SUPER EGO Gadzooks! I'm lunching with Sen-Sei at Prana, the nifty Thai resto attached to zentastic club Temple, Sen-Sei's hazel eyes reflecting the brilliant curlicues of my ginger-garlic prawns. No, I'm not assuming the lotus position. Not in these heels, Dharma.
Scenesters know Sen-Sei as the classically trained pianist who's been plugging his keys into mixers and tapping out sen-seitional "live house" since the early '90s. But his day job is Marketing Genius for Temple or, more accurately, for Zen Compound, the new downtown Buddha-themed complex with more business arms than a wriggly Vishnu and he's giving me the downward-dog scoop.
Besides luscious Prana, the compound houses a production studio for the Temple Music Group label, a soon-to-be-opened school for yoga, tai chi, and more (wait for it: "The Zenter"), and an Irrawaddy Delta's worth of antique Buddhist artifacts srsly, it's like Raiders of the Lama Ark up in there. Plus, of course, the zenterpiece: Temple nightclub, a spiffy, vast space that includes the generous first-floor Shrine Room, and, beneath that, the blinding white Destiny Lounge and cozy Catacombs. The joint also admirably touts its commitment to sustainability it'll be rocking a gonzo solar-paneled float at LoveFest on Oct. 4 but much of the green's attached to grants and guidance from PG&E, so, environy.
Listen, huge clubs scare me. They do! You know that clubber nightmare where you're busting fierce moves to some comfy old-school funk when suddenly you look up to find yourself on the floor of the Republican National Convention, surrounded by rickety 'nillas awkwardly "getting down"? Then you vomit fluorescent begonias?
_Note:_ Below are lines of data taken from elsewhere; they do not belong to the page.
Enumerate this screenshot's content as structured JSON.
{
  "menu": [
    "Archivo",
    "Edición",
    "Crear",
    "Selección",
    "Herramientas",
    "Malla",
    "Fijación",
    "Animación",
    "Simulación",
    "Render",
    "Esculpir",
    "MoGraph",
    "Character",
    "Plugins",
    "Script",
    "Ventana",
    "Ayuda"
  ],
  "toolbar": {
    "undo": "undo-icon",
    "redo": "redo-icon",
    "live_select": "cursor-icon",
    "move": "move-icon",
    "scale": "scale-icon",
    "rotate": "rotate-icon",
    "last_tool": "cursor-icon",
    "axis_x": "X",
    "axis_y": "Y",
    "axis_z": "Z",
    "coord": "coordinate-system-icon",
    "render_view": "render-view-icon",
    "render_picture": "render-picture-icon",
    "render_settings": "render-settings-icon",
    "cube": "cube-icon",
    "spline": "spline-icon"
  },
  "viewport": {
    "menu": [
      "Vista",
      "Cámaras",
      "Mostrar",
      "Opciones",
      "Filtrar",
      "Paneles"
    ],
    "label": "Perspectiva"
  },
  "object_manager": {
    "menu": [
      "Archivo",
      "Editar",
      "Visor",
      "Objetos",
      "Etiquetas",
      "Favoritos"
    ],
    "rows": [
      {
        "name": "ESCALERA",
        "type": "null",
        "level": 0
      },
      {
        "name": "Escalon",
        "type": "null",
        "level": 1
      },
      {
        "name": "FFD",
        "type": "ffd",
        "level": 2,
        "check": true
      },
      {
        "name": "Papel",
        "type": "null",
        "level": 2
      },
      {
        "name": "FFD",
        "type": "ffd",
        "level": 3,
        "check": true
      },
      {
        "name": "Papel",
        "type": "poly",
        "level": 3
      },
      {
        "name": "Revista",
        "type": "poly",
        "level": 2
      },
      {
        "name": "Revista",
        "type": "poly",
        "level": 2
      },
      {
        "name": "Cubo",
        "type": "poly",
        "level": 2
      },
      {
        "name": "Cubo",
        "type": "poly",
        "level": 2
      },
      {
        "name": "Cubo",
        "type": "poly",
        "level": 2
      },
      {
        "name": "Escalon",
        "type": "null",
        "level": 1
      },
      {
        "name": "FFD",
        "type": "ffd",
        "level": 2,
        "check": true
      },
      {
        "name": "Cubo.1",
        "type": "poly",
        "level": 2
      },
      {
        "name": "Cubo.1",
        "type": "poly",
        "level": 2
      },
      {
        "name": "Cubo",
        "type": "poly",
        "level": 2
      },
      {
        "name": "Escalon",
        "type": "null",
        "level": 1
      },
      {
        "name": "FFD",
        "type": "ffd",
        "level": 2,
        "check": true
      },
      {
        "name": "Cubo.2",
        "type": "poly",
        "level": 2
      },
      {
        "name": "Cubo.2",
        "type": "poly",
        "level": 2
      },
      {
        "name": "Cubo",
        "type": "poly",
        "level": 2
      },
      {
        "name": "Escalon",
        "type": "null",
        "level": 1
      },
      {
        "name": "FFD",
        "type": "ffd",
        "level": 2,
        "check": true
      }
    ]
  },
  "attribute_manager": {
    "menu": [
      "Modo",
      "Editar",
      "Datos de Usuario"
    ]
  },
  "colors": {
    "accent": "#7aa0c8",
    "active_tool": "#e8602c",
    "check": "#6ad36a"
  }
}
Gurl, I've been there mostly at some megaclub megacatastrophe. When you have to fill a couple acre's worth of dance floor every night to break even, drink and cover prices usually soar while crowd quality plummets. B&T + LCD = nightlife tragedy.
Temple isn't that Sen-Sei tags it as not a megaclub, but an, er, "ultraclub" and although it can get crowded with far-Bay playa-wannabes puking on their knockoff Jimmy Choos, the stellar talent booked is often off-the-karma-chain, and there's always a core of dedicated dance fans near the speakers. This can lead to some real Siddharthan surrealness like the night me and 20 others were losing our mandalas over breakbeat gods LTJ Bukem and MC Conrad in the Shrine, while below us 200 cologniacs ground out tired threeways to Jeezy in the Catacombs.
"We're trying to achieve a balance," Sen-Sei says, appropriately, "between staying afloat and still appealing to an open-minded crowd willing to be musically educated. But I swear to you, we'll never be Ruby Skye."
And I believe him. For one thing, the whole ball of bodhi-wax is owned by DJ Paul Hemming, a bass-heavy synth-techno nut who takes to the decks most Saturdays. For another, almost everyone I met on the business end of the club had already made legendary names for themselves as DJs or promoters it was like the '90s all over again! The good part, not the black tar.
For a third, despite its slightly belabored Orientalism, Temple does follow an enlightened philosophy: "Fuck all that same-sounding superstar DJ Paul Van Dykenfold-Tiësto bullshit," Sen-Sei advised. "'Oh, look at me, I can beat-match in a stadium.' Big deal. We just want to bring back the love, build a dance floor family, and take it into the future. Is that so impossible now?"